La partecipazione dei cittadini non può essere enunciata nelle delibere per ottenere i finanziamenti, deve essere praticata permettendo ai tanti Comitati per il diritto alla salute, nati in questi anni, di esprimere il parere e proposte dei cittadini, amministratori e Comitati di partecipazione.

Stiamo assistendo a un apparente ritorno all’ospedale – centrismo, con posti letto ridotti, con un servizio sanitario ulteriormente indebolito in favore del sistema sanitario privato, allo smantellamento del SSN, introducendo forti elementi di privatizzazione, con una pericolosa commistione tra pubblico e privato, col risultato di socializzare i costi della sanità e privatizzare i profitti della speculazione economica, finanziaria e di edilizia sanitaria.
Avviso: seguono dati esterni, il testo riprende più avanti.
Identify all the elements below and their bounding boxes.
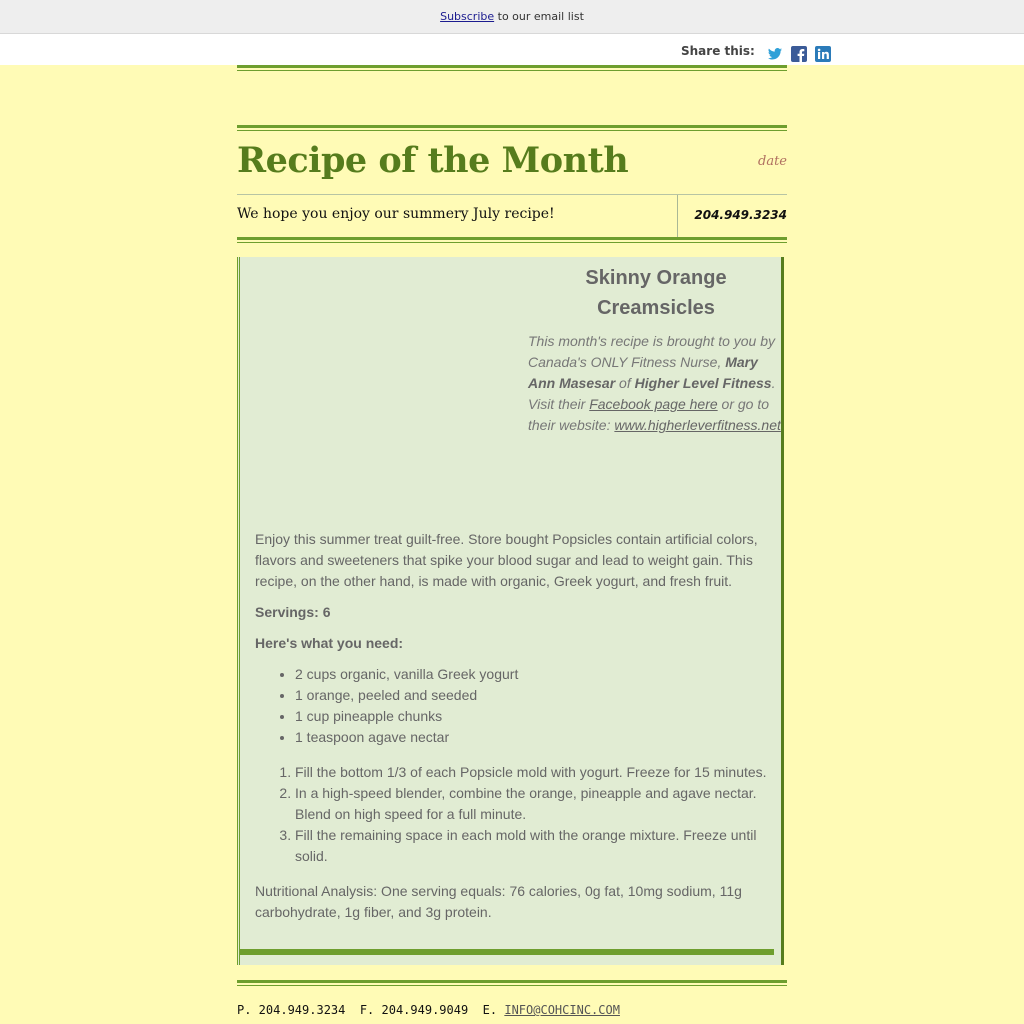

Secondo la proposta Solinas-Doria la salute cessa di essere un diritto e viene considerata solo una merce di scambio. La causa principale della crisi sanitaria è da attribuirsi alla forte pressione delle lobby della sanità privata che individua in essa il settore più importante e redditizio nella nostra epoca. La sanità privata non si accontenta di avere un ruolo integrativo rispetto alla sanità pubblica, vuole assumere un ruolo sostitutivo. La sanità pubblica gratuita e universalistica rappresenta un ostacolo da ridimensionare ed eliminare.
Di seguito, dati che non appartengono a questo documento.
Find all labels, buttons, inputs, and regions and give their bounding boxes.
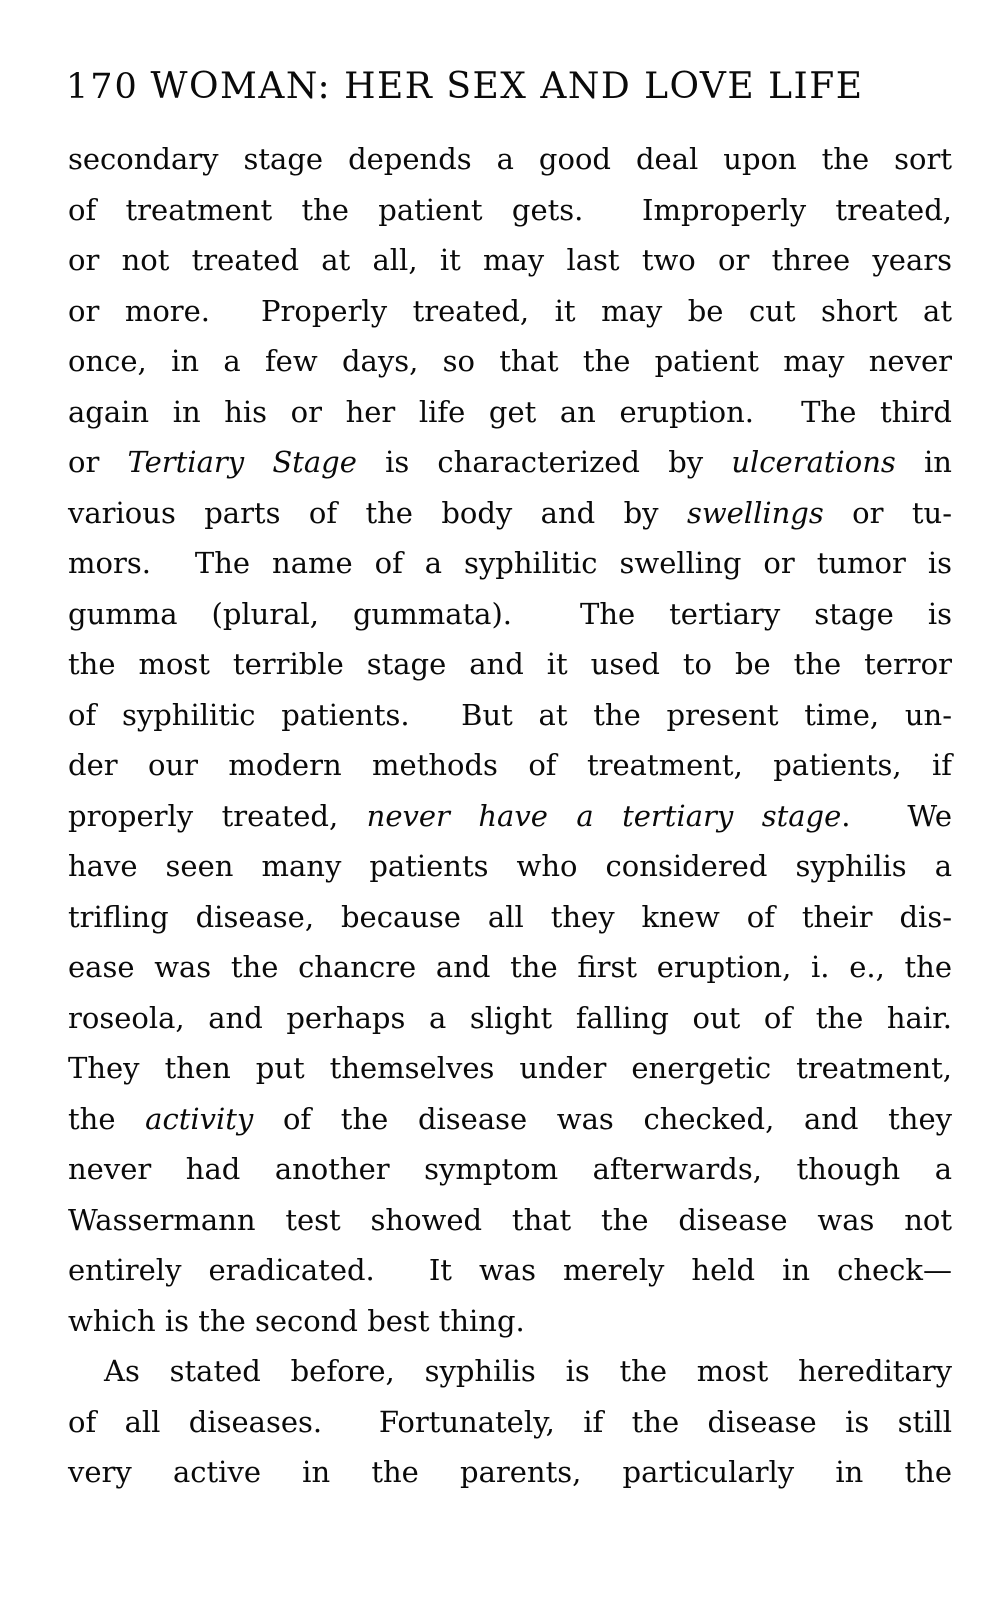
text-line (68, 841, 952, 892)
italic-text-segment: activity (145, 1101, 254, 1136)
text-segment: never had another symptom afterwards, though a (68, 1152, 952, 1186)
text-segment: have seen many patients who considered syphilis a (68, 849, 952, 883)
text-line (68, 740, 952, 791)
text-line (68, 942, 952, 993)
text-line (68, 1447, 952, 1498)
text-segment: roseola, and perhaps a slight falling out of the hair. (68, 1000, 952, 1035)
text-segment: once, in a few days, so that the patient may never (68, 344, 952, 378)
text-line (68, 1094, 952, 1145)
text-segment: or not treated at all, it may last two or three years (68, 243, 952, 277)
text-line (68, 791, 952, 842)
text-line (68, 589, 952, 640)
italic-text-segment: never have a tertiary stage (366, 798, 842, 833)
text-segment: . We (841, 798, 953, 833)
text-segment: or (68, 445, 128, 479)
italic-text-segment: swellings (686, 495, 824, 530)
text-line (68, 235, 952, 286)
text-line (68, 993, 952, 1044)
text-line (68, 134, 952, 185)
text-line (68, 1346, 952, 1397)
italic-text-segment: ulcerations (731, 445, 896, 479)
text-line (68, 185, 952, 236)
text-line (68, 690, 952, 741)
text-line (68, 1296, 952, 1347)
text-segment: Wassermann test showed that the disease was not (68, 1202, 952, 1237)
text-segment: trifling disease, because all they knew of their dis- (68, 899, 952, 934)
text-segment: of syphilitic patients. But at the present time, un- (68, 697, 952, 732)
text-segment: of the disease was checked, and they (253, 1101, 952, 1136)
running-header (66, 64, 948, 110)
text-segment: gumma (plural, gummata). The tertiary stage is (68, 596, 952, 631)
text-segment: or tu- (823, 495, 952, 530)
text-line (68, 488, 952, 539)
text-segment: ease was the chancre and the first eruption, i. e., the (68, 950, 952, 984)
text-segment: of treatment the patient gets. Improperly treated, (68, 192, 952, 227)
text-segment: the most terrible stage and it used to be the terror (68, 647, 952, 681)
paragraph (68, 134, 952, 1346)
text-line (68, 286, 952, 337)
text-line (68, 336, 952, 387)
running-header-title: WOMAN: HER SEX AND LOVE LIFE (150, 66, 864, 107)
text-line (68, 387, 952, 438)
text-line (68, 1397, 952, 1448)
paragraph (68, 1346, 952, 1498)
text-segment: is characterized by (356, 445, 732, 479)
text-segment: or more. Properly treated, it may be cut short at (68, 293, 952, 328)
text-segment: which is the second best thing. (68, 1303, 525, 1338)
italic-text-segment: Tertiary Stage (127, 445, 357, 479)
text-line (68, 538, 952, 589)
text-segment: As stated before, syphilis is the most hereditary (104, 1354, 952, 1388)
text-segment: in (895, 445, 952, 479)
text-line (68, 1043, 952, 1094)
text-line (68, 1195, 952, 1246)
page-number: 170 (66, 67, 139, 107)
text-segment: very active in the parents, particularly in the (68, 1455, 952, 1489)
text-line (68, 892, 952, 943)
text-segment: mors. The name of a syphilitic swelling or tumor is (68, 546, 952, 580)
text-segment: entirely eradicated. It was merely held in check— (68, 1253, 952, 1287)
text-line (68, 639, 952, 690)
text-segment: properly treated, (68, 798, 367, 833)
text-line (68, 1144, 952, 1195)
text-segment: again in his or her life get an eruption. The third (68, 394, 952, 429)
text-segment: various parts of the body and by (68, 495, 687, 530)
text-segment: They then put themselves under energetic treatment, (68, 1051, 952, 1085)
text-segment: secondary stage depends a good deal upon the sort (68, 142, 952, 176)
text-segment: der our modern methods of treatment, patients, if (68, 748, 952, 782)
text-line (68, 437, 952, 488)
page-body-text (68, 134, 952, 1498)
text-segment: of all diseases. Fortunately, if the disease is still (68, 1404, 952, 1439)
text-segment: the (68, 1101, 146, 1136)
text-line (68, 1245, 952, 1296)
La mancanza di programmazione sanitaria favorisce oggettivamente la voracità delle lobby finanziarie. Quando tutto sarà privato, saremo privati di tutto. Questa è la sanità che ci propone questa Giunta regionale.

Le soluzioni adottate per far fronte alla emergenza sanitaria, non sono sufficienti e non possono essere scambiate per programmazione sanitaria; si deve partire innanzi tutto dalla valorizzazione e dal rafforzamento dell’esistente nella sanità pubblica (troppi ospedali sono sottoutilizzati); è improrogabile una concreta e realistica riorganizzazione delle cure primarie e territoriali con la salvaguardia di tutte le strutture esistenti.